Africa’s most advanced economy, which accounts for four fifths of the company’s sales, is forecast by the central bank to show zero growth this year, but Basson still sees room for growth for the company.
“We are not worried about the South African market maturing,” he said in a webcast after pointing out that Shoprite had opened a net 49 stores in 2016 in its home market and was planning to open another 111 over the next two years.
The retailer trades in 14 other countries on the continent, and, despite weaker economic growth due to lower commodity prices, sales in this segment expanded by 32.6% compared with 10.9% at home.

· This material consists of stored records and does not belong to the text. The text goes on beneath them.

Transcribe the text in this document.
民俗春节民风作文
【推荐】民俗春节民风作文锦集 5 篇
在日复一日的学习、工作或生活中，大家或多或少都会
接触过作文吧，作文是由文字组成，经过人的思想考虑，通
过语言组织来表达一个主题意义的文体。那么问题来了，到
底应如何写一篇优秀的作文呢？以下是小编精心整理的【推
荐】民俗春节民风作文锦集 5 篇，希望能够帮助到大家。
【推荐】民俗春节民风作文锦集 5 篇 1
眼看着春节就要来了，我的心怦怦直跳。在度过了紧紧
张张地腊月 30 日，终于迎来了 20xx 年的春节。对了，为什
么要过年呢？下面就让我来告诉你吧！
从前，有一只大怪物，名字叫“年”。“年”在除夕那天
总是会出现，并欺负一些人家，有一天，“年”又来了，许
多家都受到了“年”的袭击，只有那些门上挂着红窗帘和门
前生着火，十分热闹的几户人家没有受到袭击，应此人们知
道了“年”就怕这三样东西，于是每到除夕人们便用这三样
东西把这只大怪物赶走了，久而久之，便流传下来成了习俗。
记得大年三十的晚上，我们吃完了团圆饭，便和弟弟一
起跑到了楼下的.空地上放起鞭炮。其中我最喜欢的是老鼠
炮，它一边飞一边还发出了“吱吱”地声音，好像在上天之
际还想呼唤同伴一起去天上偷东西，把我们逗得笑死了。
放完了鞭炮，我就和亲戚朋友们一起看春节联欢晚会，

Africa’s two largest oil producers, Angola and Nigeria, were hit by foreign exchange shortages as earnings from crude sales collapsed.
But Shoprite’s Angolan business produced its sharpest growth, as the retailer was able to replenish goods while other retailers were hamstrung by foreign exchange rules.
“Access to dollars allowed us to have stock on the shelves,” said Basson, adding that the local currency was reinvested and the excess profits in Angola had paid for new store openings.
The firm’s diluted headline earnings per share for the 53 weeks to end-June rose 17% to 899.7 cents from 769.1 cents.
Headline earnings per share is the main profit measure in South Africa which strips out certain one-off items.
Shares in Shoprite were up 1% to R201 by 12:13 GMT, 5% below the all-time high of R211.76 scaled on August 10.